Retail loans have witnessed an uptick since FY22, contributing to the growth in the asset under management (AUM) for HFCs. In FY23, the overall AUM of HFCs grew by roughly 9%, with the housing segment growing by 13%. The total outstanding portfolio of HFCs stood at Rs. 7.4 lakh crore, with housing loans comprising Rs. 5.5 lakh crore.

Shifting Portfolio Mix towards Retail Loans

The portfolio mix of HFCs is gradually shifting towards retail loans, with a declining trend in builder loans. This shift is a result of the stress and curtailment in developer financing since the 2019 crisis in the developer and non-banking financial company/housing finance company (NBFC/HFC) sector. However, with a rebound in the residential real estate market, the share of developer financing is expected to gradually increase in the medium term, along with better resolutions and recoveries within the developer financing book.

Improved Profitability for HFCs in FY23

The rebound in the residential real estate market and receding credit costs have resulted in improved profitability indicators for HFCs. Prime housing-focused HFCs have passed on rate hikes to customers, leading to an improvement in margins.
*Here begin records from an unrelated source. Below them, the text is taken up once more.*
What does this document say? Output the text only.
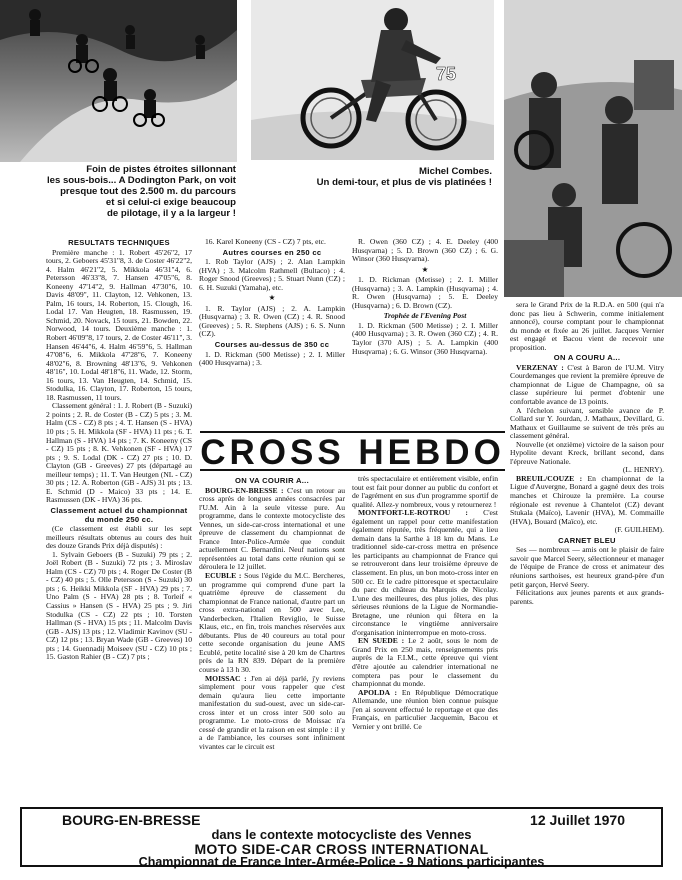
75
Foin de pistes étroites sillonnant
les sous-bois... A Dodington Park, on voit
presque tout des 2.500 m. du parcours
et si celui-ci exige beaucoup
de pilotage, il y a la largeur !
Michel Combes.
Un demi-tour, et plus de vis platinées !

RESULTATS TECHNIQUES

Première manche : 1. Robert 45'26"2, 17 tours, 2. Geboers 45'31"8, 3. de Coster 46'22"2, 4. Halm 46'21"2, 5. Mikkola 46'31"4, 6. Petersson 46'33"8, 7. Hansen 47'05"6, 8. Koneeny 47'14"2, 9. Hallman 47'30"6, 10. Davis 48'09", 11. Clayton, 12. Vehkonen, 13. Palm, 16 tours, 14. Roberton, 15. Clough, 16. Lodal 17. Van Heugten, 18. Rasmussen, 19. Schmid, 20. Novack, 15 tours, 21. Bowden, 22. Norwood, 14 tours. Deuxième manche : 1. Robert 46'09"8, 17 tours, 2. de Coster 46'11", 3. Hansen 46'44"6, 4. Halm 46'59"6, 5. Hallman 47'08"6, 6. Mikkola 47'28"6, 7. Koneeny 48'02"6, 8. Browning 48'13"6, 9. Vehkonen 48'16", 10. Lodal 48'18"6, 11. Wade, 12. Storm, 16 tours, 13. Van Heugten, 14. Schmid, 15. Stodulka, 16. Clayton, 17. Roberton, 15 tours, 18. Rasmussen, 11 tours.

Classement général : 1. J. Robert (B - Suzuki) 2 points ; 2. R. de Coster (B - CZ) 5 pts ; 3. M. Halm (CS - CZ) 8 pts ; 4. T. Hansen (S - HVA) 10 pts ; 5. H. Mikkola (SF - HVA) 11 pts ; 6. T. Hallman (S - HVA) 14 pts ; 7. K. Koneeny (CS - CZ) 15 pts ; 8. K. Vehkonen (SF - HVA) 17 pts ; 9. S. Lodal (DK - CZ) 27 pts ; 10. D. Clayton (GB - Greeves) 27 pts (départagé au meilleur temps) ; 11. T. Van Heutgen (NL - CZ) 30 pts ; 12. A. Roberton (GB - AJS) 31 pts ; 13. E. Schmid (D - Maico) 33 pts ; 14. E. Rasmussen (DK - HVA) 36 pts.

Classement actuel du championnat du monde 250 cc.

(Ce classement est établi sur les sept meilleurs résultats obtenus au cours des huit des douze Grands Prix déjà disputés) :

1. Sylvain Geboers (B - Suzuki) 79 pts ; 2. Joël Robert (B - Suzuki) 72 pts ; 3. Miroslav Halm (CS - CZ) 70 pts ; 4. Roger De Coster (B - CZ) 40 pts ; 5. Olle Petersson (S - Suzuki) 30 pts ; 6. Heikki Mikkola (SF - HVA) 29 pts ; 7. Uno Palm (S - HVA) 28 pts ; 8. Torleif « Cassius » Hansen (S - HVA) 25 pts ; 9. Jiri Stodulka (CS - CZ) 22 pts ; 10. Torsten Hallman (S - HVA) 15 pts ; 11. Malcolm Davis (GB - AJS) 13 pts ; 12. Vladimir Kavinov (SU - CZ) 12 pts ; 13. Bryan Wade (GB - Greeves) 10 pts ; 14. Guennadij Moiseev (SU - CZ) 10 pts ; 15. Gaston Rahier (B - CZ) 7 pts ;

16. Karel Koneeny (CS - CZ) 7 pts, etc.

Autres courses en 250 cc

1. Rob Taylor (AJS) ; 2. Alan Lampkin (HVA) ; 3. Malcolm Rathmell (Bultaco) ; 4. Roger Snood (Greeves) ; 5. Stuart Nunn (CZ) ; 6. H. Suzuki (Yamaha), etc.

★

1. R. Taylor (AJS) ; 2. A. Lampkin (Husqvarna) ; 3. R. Owen (CZ) ; 4. R. Snood (Greeves) ; 5. R. Stephens (AJS) ; 6. S. Nunn (CZ).

Courses au-dessus de 350 cc

1. D. Rickman (500 Metisse) ; 2. I. Miller (400 Husqvarna) ; 3.

R. Owen (360 CZ) ; 4. E. Deeley (400 Husqvarna) ; 5. D. Brown (360 CZ) ; 6. G. Winsor (360 Husqvarna).

★

1. D. Rickman (Metisse) ; 2. I. Miller (Husqvarna) ; 3. A. Lampkin (Husqvarna) ; 4. R. Owen (Husqvarna) ; 5. E. Deeley (Husqvarna) ; 6. D. Brown (CZ).

Trophée de l'Evening Post

1. D. Rickman (500 Metisse) ; 2. I. Miller (400 Husqvarna) ; 3. R. Owen (360 CZ) ; 4. R. Taylor (370 AJS) ; 5. A. Lampkin (400 Husqvarna) ; 6. G. Winsor (360 Husqvarna).

CROSS HEBDO

ON VA COURIR A...

BOURG-EN-BRESSE : C'est un retour au cross après de longues années consacrées par l'U.M. Ain à la seule vitesse pure. Au programme, dans le contexte motocycliste des Vennes, un side-car-cross international et une épreuve de classement du championnat de France Inter-Police-Armée que conduit actuellement C. Bernardini. Neuf nations sont représentées au total dans cette réunion qui se déroulera le 12 juillet.

ECUBLE : Sous l'égide du M.C. Bercheres, un programme qui comprend d'une part la quatrième épreuve de classement du championnat de France national, d'autre part un cross extra-national en 500 avec Lee, Vanderbecken, l'Italien Reviglio, le Suisse Klaus, etc., en fin, trois manches réservées aux débutants. Plus de 40 coureurs au total pour cette seconde organisation du jeune AMS Ecublé, petite localité sise à 20 km de Chartres près de la RN 839. Départ de la première course à 13 h 30.

MOISSAC : J'en ai déjà parlé, j'y reviens simplement pour vous rappeler que c'est demain qu'aura lieu cette importante manifestation du sud-ouest, avec un side-car-cross inter et un cross inter 500 solo au programme. Le moto-cross de Moissac n'a cessé de grandir et la raison en est simple : il y a de l'ambiance, les courses sont infiniment vivantes car le circuit est

très spectaculaire et entièrement visible, enfin tout est fait pour donner au public du confort et de l'agrément en sus d'un programme sportif de qualité. Allez-y nombreux, vous y retournerez !

MONTFORT-LE-ROTROU : C'est également un rappel pour cette manifestation également réputée, très fréquentée, qui a lieu demain dans la Sarthe à 18 km du Mans. Le traditionnel side-car-cross mettra en présence les participants au championnat de France qui se retrouveront dans leur troisième épreuve de classement. En plus, un bon moto-cross inter en 500 cc. Et le cadre pittoresque et spectaculaire du parc du château du Marquis de Nicolay. L'une des meilleures, des plus jolies, des plus sérieuses réunions de la Ligue de Normandie-Bretagne, une réunion qui fêtera en la circonstance le vingtième anniversaire d'organisation ininterrompue en moto-cross.

EN SUEDE : Le 2 août, sous le nom de Grand Prix en 250 mais, renseignements pris auprès de la F.I.M., cette épreuve qui vient d'être ajoutée au calendrier international ne comptera pas pour le classement du championnat du monde.

APOLDA : En République Démocratique Allemande, une réunion bien connue puisque j'en ai souvent effectué le reportage et que des Français, en particulier Jacquemin, Bacou et Vernier y ont brillé. Ce

sera le Grand Prix de la R.D.A. en 500 (qui n'a donc pas lieu à Schwerin, comme initialement annoncé), course comptant pour le championnat du monde et fixée au 26 juillet. Jacques Vernier est engagé et Bacou vient de recevoir une proposition.

ON A COURU A...

VERZENAY : C'est à Baron de l'U.M. Vitry Courdemanges que revient la première épreuve de championnat de Ligue de Champagne, où sa classe supérieure lui permet d'obtenir une confortable avance de 13 points.

A l'échelon suivant, sensible avance de P. Collard sur Y. Jourdan, J. Mathaux, Devillard, G. Mathaux et Guillaume se suivent de très près au classement général.

Nouvelle (et onzième) victoire de la saison pour Hypolite devant Kreck, brillant second, dans l'épreuve Nationale.

(L. HENRY).

BREUIL/COUZE : En championnat de la Ligue d'Auvergne, Bonard a gagné deux des trois manches et Chirouze la première. La course régionale est revenue à Chantelot (CZ) devant Stukala (Maïco), Lavenir (HVA), M. Commaille (HVA), Bouard (Maïco), etc.

(F. GUILHEM).

CARNET BLEU

Ses — nombreux — amis ont le plaisir de faire savoir que Marcel Seery, sélectionneur et manager de l'équipe de France de cross et animateur des réunions sarthoises, est heureux grand-père d'un petit garçon, Hervé Seery.

Félicitations aux jeunes parents et aux grands-parents.

BOURG-EN-BRESSE	12 Juillet 1970
dans le contexte motocycliste des Vennes
MOTO SIDE-CAR CROSS INTERNATIONAL
Championnat de France Inter-Armée-Police - 9 Nations participantes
With the yield on advances rising faster than the cost of borrowings, HFCs have seen better margins.

Calibrated Approach for Growth and Asset Quality Going Forward

Lenders are expected to adopt a calibrated approach between growth and asset quality. Anticipated interest rate cuts in the future are expected to exert downward pressure on margins. However, overall profitability is expected to improve, largely supported by declining credit costs.
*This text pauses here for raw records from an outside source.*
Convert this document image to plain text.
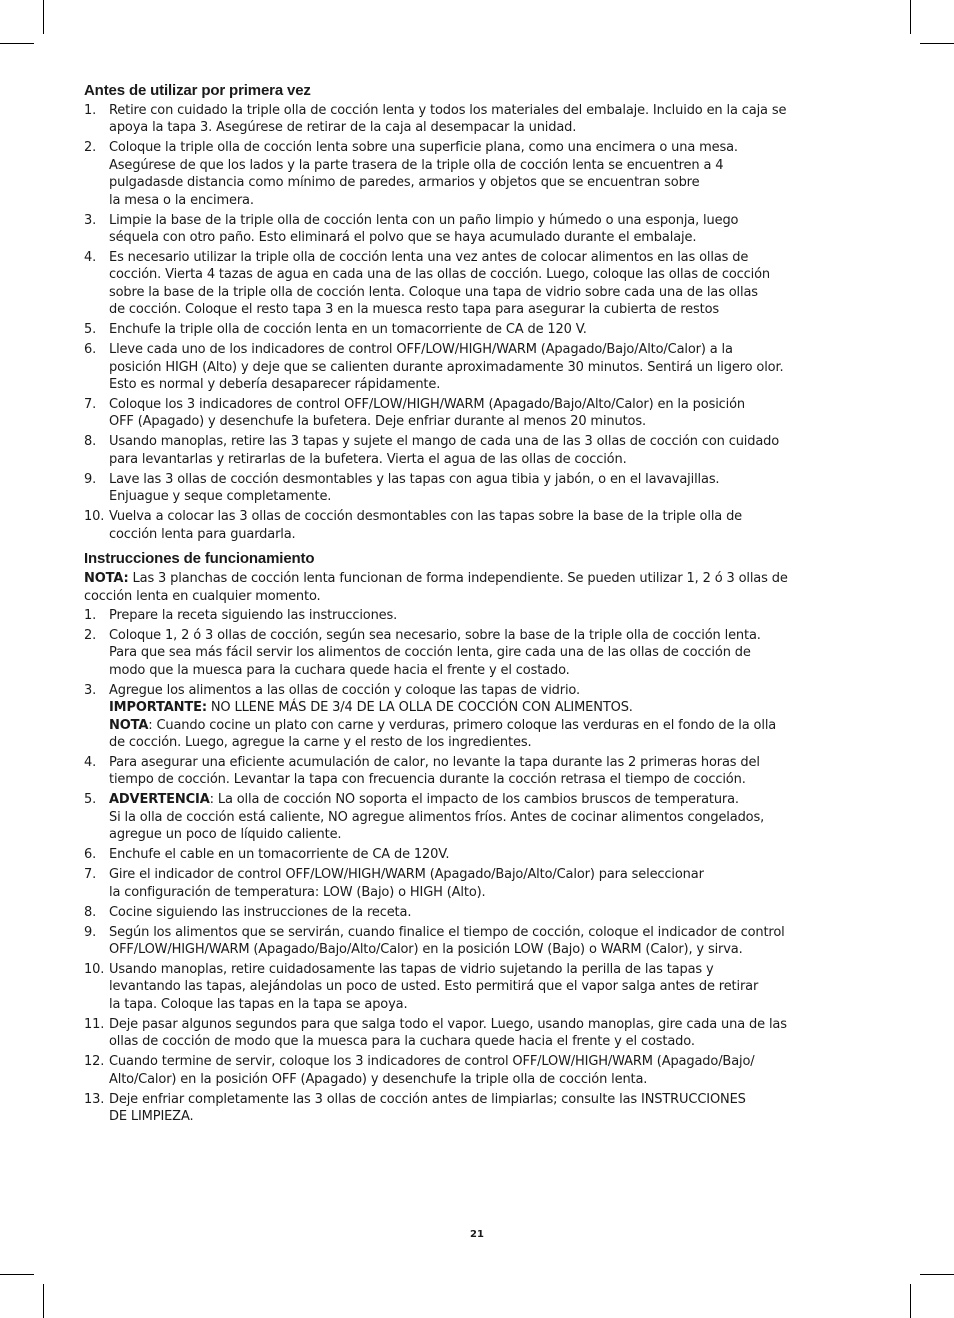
Antes de utilizar por primera vez
1. Retire con cuidado la triple olla de cocción lenta y todos los materiales del embalaje. Incluido en la caja se
apoya la tapa 3. Asegúrese de retirar de la caja al desempacar la unidad.
2. Coloque la triple olla de cocción lenta sobre una superficie plana, como una encimera o una mesa.
Asegúrese de que los lados y la parte trasera de la triple olla de cocción lenta se encuentren a 4
pulgadasde distancia como mínimo de paredes, armarios y objetos que se encuentran sobre
la mesa o la encimera.
3. Limpie la base de la triple olla de cocción lenta con un paño limpio y húmedo o una esponja, luego
séquela con otro paño. Esto eliminará el polvo que se haya acumulado durante el embalaje.
4. Es necesario utilizar la triple olla de cocción lenta una vez antes de colocar alimentos en las ollas de
cocción. Vierta 4 tazas de agua en cada una de las ollas de cocción. Luego, coloque las ollas de cocción
sobre la base de la triple olla de cocción lenta. Coloque una tapa de vidrio sobre cada una de las ollas
de cocción. Coloque el resto tapa 3 en la muesca resto tapa para asegurar la cubierta de restos
5. Enchufe la triple olla de cocción lenta en un tomacorriente de CA de 120 V.
6. Lleve cada uno de los indicadores de control OFF/LOW/HIGH/WARM (Apagado/Bajo/Alto/Calor) a la
posición HIGH (Alto) y deje que se calienten durante aproximadamente 30 minutos. Sentirá un ligero olor.
Esto es normal y debería desaparecer rápidamente.
7. Coloque los 3 indicadores de control OFF/LOW/HIGH/WARM (Apagado/Bajo/Alto/Calor) en la posición
OFF (Apagado) y desenchufe la bufetera. Deje enfriar durante al menos 20 minutos.
8. Usando manoplas, retire las 3 tapas y sujete el mango de cada una de las 3 ollas de cocción con cuidado
para levantarlas y retirarlas de la bufetera. Vierta el agua de las ollas de cocción.
9. Lave las 3 ollas de cocción desmontables y las tapas con agua tibia y jabón, o en el lavavajillas.
Enjuague y seque completamente.
10. Vuelva a colocar las 3 ollas de cocción desmontables con las tapas sobre la base de la triple olla de
cocción lenta para guardarla.
Instrucciones de funcionamiento
NOTA: Las 3 planchas de cocción lenta funcionan de forma independiente. Se pueden utilizar 1, 2 ó 3 ollas de
cocción lenta en cualquier momento.
1. Prepare la receta siguiendo las instrucciones.
2. Coloque 1, 2 ó 3 ollas de cocción, según sea necesario, sobre la base de la triple olla de cocción lenta.
Para que sea más fácil servir los alimentos de cocción lenta, gire cada una de las ollas de cocción de
modo que la muesca para la cuchara quede hacia el frente y el costado.
3. Agregue los alimentos a las ollas de cocción y coloque las tapas de vidrio.
IMPORTANTE: NO LLENE MÁS DE 3/4 DE LA OLLA DE COCCIÓN CON ALIMENTOS.
NOTA: Cuando cocine un plato con carne y verduras, primero coloque las verduras en el fondo de la olla
de cocción. Luego, agregue la carne y el resto de los ingredientes.
4. Para asegurar una eficiente acumulación de calor, no levante la tapa durante las 2 primeras horas del
tiempo de cocción. Levantar la tapa con frecuencia durante la cocción retrasa el tiempo de cocción.
5. ADVERTENCIA: La olla de cocción NO soporta el impacto de los cambios bruscos de temperatura.
Si la olla de cocción está caliente, NO agregue alimentos fríos. Antes de cocinar alimentos congelados,
agregue un poco de líquido caliente.
6. Enchufe el cable en un tomacorriente de CA de 120V.
7. Gire el indicador de control OFF/LOW/HIGH/WARM (Apagado/Bajo/Alto/Calor) para seleccionar
la configuración de temperatura: LOW (Bajo) o HIGH (Alto).
8. Cocine siguiendo las instrucciones de la receta.
9. Según los alimentos que se servirán, cuando finalice el tiempo de cocción, coloque el indicador de control
OFF/LOW/HIGH/WARM (Apagado/Bajo/Alto/Calor) en la posición LOW (Bajo) o WARM (Calor), y sirva.
10. Usando manoplas, retire cuidadosamente las tapas de vidrio sujetando la perilla de las tapas y
levantando las tapas, alejándolas un poco de usted. Esto permitirá que el vapor salga antes de retirar
la tapa. Coloque las tapas en la tapa se apoya.
11. Deje pasar algunos segundos para que salga todo el vapor. Luego, usando manoplas, gire cada una de las
ollas de cocción de modo que la muesca para la cuchara quede hacia el frente y el costado.
12. Cuando termine de servir, coloque los 3 indicadores de control OFF/LOW/HIGH/WARM (Apagado/Bajo/
Alto/Calor) en la posición OFF (Apagado) y desenchufe la triple olla de cocción lenta.
13. Deje enfriar completamente las 3 ollas de cocción antes de limpiarlas; consulte las INSTRUCCIONES
DE LIMPIEZA.
21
Improvements in Asset Quality and Provision Buffers

Asset quality for HFCs has shown signs of improvement, with improving economic activity and demand in FY23. Net non-performing assets (NPAs) to net worth for HFCs improved from 16.6% to 11.7%, indicating a stronger balance sheet and provision buffers. HFCs continue to hold sufficient provisions to mitigate any credit risks.

Reduction in Wholesale Portfolio Stress

The stress in wholesale portfolios, including delinquencies and the NPA pool of some HFCs, started reducing in FY22. HFCs have shown expectations of better resolutions and recoveries in stranded projects, leading to improvement in asset quality.
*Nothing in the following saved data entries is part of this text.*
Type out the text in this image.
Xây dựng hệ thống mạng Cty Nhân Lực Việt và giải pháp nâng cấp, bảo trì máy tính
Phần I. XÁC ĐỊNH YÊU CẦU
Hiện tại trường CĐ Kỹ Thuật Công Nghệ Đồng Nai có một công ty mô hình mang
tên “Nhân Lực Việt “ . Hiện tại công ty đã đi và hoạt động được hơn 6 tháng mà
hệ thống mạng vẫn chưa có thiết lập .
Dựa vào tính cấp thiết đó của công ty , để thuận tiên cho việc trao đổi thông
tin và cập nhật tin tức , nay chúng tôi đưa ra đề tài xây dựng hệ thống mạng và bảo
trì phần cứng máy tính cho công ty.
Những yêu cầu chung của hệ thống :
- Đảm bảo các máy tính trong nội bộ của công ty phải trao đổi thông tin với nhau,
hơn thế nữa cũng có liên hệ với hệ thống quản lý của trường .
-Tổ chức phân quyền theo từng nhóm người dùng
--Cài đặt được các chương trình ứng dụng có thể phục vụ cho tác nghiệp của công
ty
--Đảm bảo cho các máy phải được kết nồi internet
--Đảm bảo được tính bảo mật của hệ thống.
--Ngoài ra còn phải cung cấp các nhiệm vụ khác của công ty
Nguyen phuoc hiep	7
Increased Funding from Capital Markets for HFCs

While bank funding remains a major source of funding for HFCs, funding from capital markets is expected to rise. Debt mutual funds’ exposure to HFCs declined after the credit crisis and regulatory changes, but the recently merged HDFC Ltd and HDFC Bank has opened new opportunities for investments in HFCs. Expectations of rate cuts, rising spreads, and stronger HFC balance sheets are expected to increase the share of funding from capital markets in the near to medium term.

In conclusion, the Indian residential real estate sector is witnessing a strong growth trajectory, supported by various factors such as improving affordability, changing consumer preferences, low interest rates, and favorable government policies. The shift towards retail loans and improving profitability for HFCs further indicate positive trends in the sector. With the improving asset quality, provision buffers, and anticipated resolutions in the wholesale portfolio, the overall outlook for the residential real estate market and HFCs remains optimistic.